Running InterferenceEarlier I mentioned that temperature-limiting controls sometimes interfere with a system as it attempts to naturally find thermal equilibrium. Here's how that works.
If the temperature-limiting control of the heat source is set below the thermal equilibrium temperature, the heat emitters in the distribution system will not get hot enough to dissipate the full (steady state) output of the heat source. The temperature of the water leaving the heat source will climb as the system operates, eventually reaching the temperature setting of the limit control. At that point, the heat source (burner, compressor, etc.) is turned off.
The water temperature leaving the heat source begins to decrease as heat continues to be dissipated by the distribution system. Eventually, the temperature drops to the point where the heat source is turned back on, and the cycle repeats.
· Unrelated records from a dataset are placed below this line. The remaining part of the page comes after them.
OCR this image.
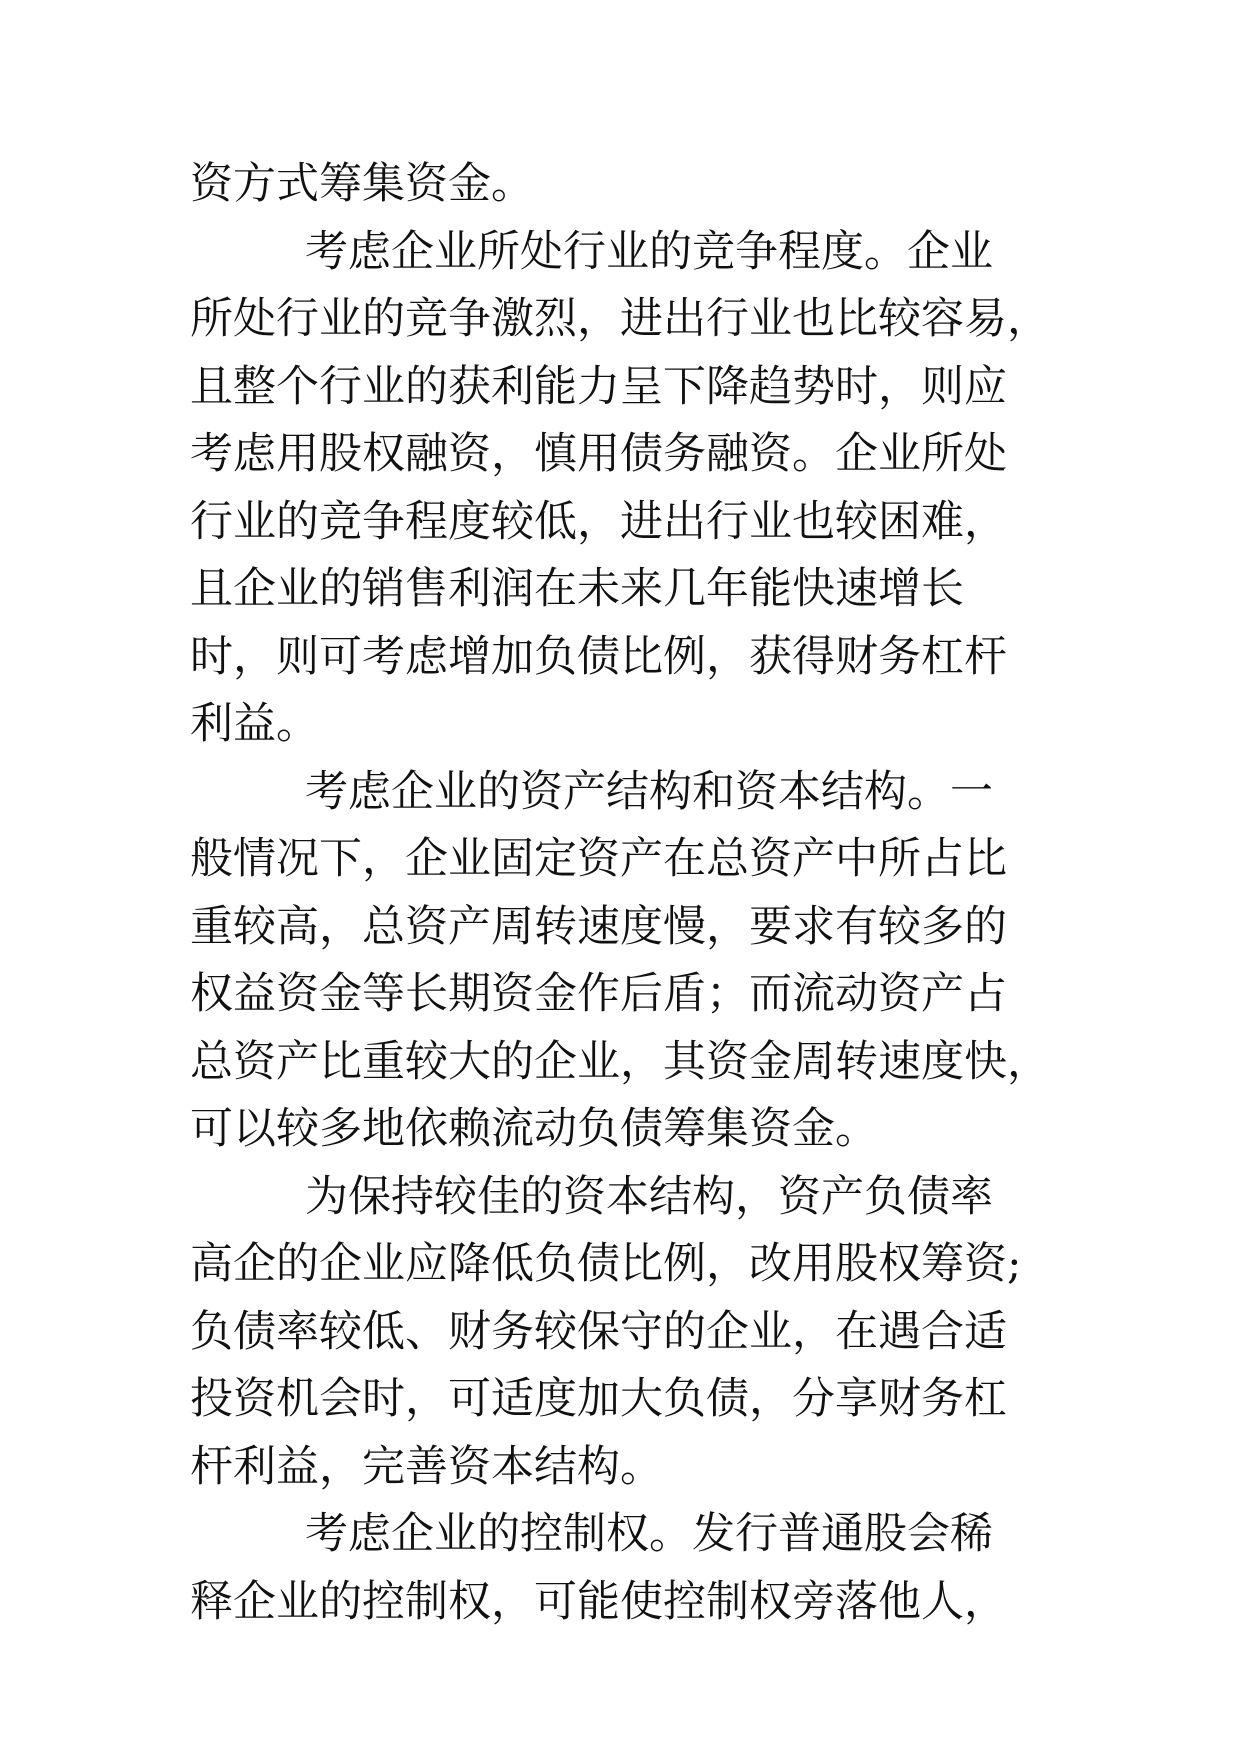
资方式筹集资金。
考虑企业所处行业的竞争程度。企业
所处行业的竞争激烈，进出行业也比较容易，
且整个行业的获利能力呈下降趋势时，则应
考虑用股权融资，慎用债务融资。企业所处
行业的竞争程度较低，进出行业也较困难，
且企业的销售利润在未来几年能快速增长
时，则可考虑增加负债比例，获得财务杠杆
利益。
考虑企业的资产结构和资本结构。一
般情况下，企业固定资产在总资产中所占比
重较高，总资产周转速度慢，要求有较多的
权益资金等长期资金作后盾；而流动资产占
总资产比重较大的企业，其资金周转速度快，
可以较多地依赖流动负债筹集资金。
为保持较佳的资本结构，资产负债率
高企的企业应降低负债比例，改用股权筹资;
负债率较低、财务较保守的企业，在遇合适
投资机会时，可适度加大负债，分享财务杠
杆利益，完善资本结构。
考虑企业的控制权。发行普通股会稀
释企业的控制权，可能使控制权旁落他人，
This is a very common operating mode in many systems during partial load conditions. It can even occur under design load conditions in systems having an oversized heat source.
If the temperature-limiting control on the heat source is set above the temperature at which thermal equilibrium occurs, the water leaving the heat source will not be able to achieve that temperature setting unless the load is reduced or turned off. This explains why some systems never reach the set-point of the boiler limit control, even after hours of operation.
In simple terms, the distribution system doesn't need to climb to the boiler limit control setting to dissipate all the heat the boiler can throw at it. It only climbs as high as necessary so that all boiler heat input can be released. This is generally OK, provided that the boiler is not a “conventional” boiler operating with sustained flue gas condensation. Be wary of this when converting older cast-iron radiator systems with lots of radiator surface area to a water-based system, especially when the building envelope has been significantly improved to lower heat losses.
Downhill Trends: It's absolutely certain that hydronic heating systems in North America will be designed with increasingly lower supply water temperatures. This makes sense from the standpoint of efficiency and environment. It also makes sense from the standpoint of comfort. Large surface-area heat emitters improve comfort by increasing the mean radiant temperature of the room.
Get your head around the idea that the higher installation cost associated with lower system-operating temperatures is only part of the picture. Reduced operating costs, lower emissions and enhanced comfort are the other part. As crude oil prices close in on $75 per barrel with little hope of significant future price reductions, that other part is looking pretty good.